These days, you can’t seem to throw an extra comma into a sentence without hitting the well meaning advice of others. For example, I personally like to serve my children dinner while twirling a baton, but, I bet there are some anti-baton twirling parents out there just waiting, in my bushes, or in the pile of dried wipes and coffee cups on the floor of my van, to jump up and tell me that batons have been known to cause concussions. Well sure, but, if you haven’t caused a concussion, clearly you didn’t throw the baton high enough. Attempting a grilled cheese plating and quadruple spin is tricky even with acoustic ceilings. If you miss the catch and no concussion occurs, you have some work to do on your power throws. Rookies.

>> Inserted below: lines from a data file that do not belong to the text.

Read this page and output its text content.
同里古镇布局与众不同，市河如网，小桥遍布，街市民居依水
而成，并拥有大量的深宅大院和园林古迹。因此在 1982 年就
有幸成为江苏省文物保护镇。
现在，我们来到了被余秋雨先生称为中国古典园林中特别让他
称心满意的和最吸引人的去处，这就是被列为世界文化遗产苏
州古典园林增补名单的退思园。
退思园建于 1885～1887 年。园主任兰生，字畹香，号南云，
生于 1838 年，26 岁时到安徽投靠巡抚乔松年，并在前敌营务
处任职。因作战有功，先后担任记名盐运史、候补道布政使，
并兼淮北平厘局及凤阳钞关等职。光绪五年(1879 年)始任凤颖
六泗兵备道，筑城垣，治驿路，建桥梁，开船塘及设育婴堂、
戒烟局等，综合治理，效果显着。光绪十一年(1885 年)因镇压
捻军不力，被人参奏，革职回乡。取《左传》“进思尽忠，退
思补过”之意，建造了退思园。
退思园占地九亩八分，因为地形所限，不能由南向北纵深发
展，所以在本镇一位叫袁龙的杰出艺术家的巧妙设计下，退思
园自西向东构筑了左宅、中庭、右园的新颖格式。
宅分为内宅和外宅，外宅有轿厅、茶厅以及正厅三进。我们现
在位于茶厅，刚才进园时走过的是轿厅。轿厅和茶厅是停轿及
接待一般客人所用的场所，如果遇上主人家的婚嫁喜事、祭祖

In the eyes of the tsk-tskers, I am the Miss Hannigan to their Donna Reed. I hate to burst anyone’s bubble, but, even donning my best Miss Hannigan boa and compression knee highs, I can’t pull off the bathtub gin. I don’t have a bathtub. It makes my accurate depiction nearly impossible. I’m doing the best I can. Those are big shoes to fill.
I imagine that even if I opted to find another outlet that provided release and relaxation, there would be no way to please everyone. And, if you can not please everyone, you should strive to make several people unimaginably and unreasonably offended for no valid reason. In this way, I am a huge success. Mission accomplished.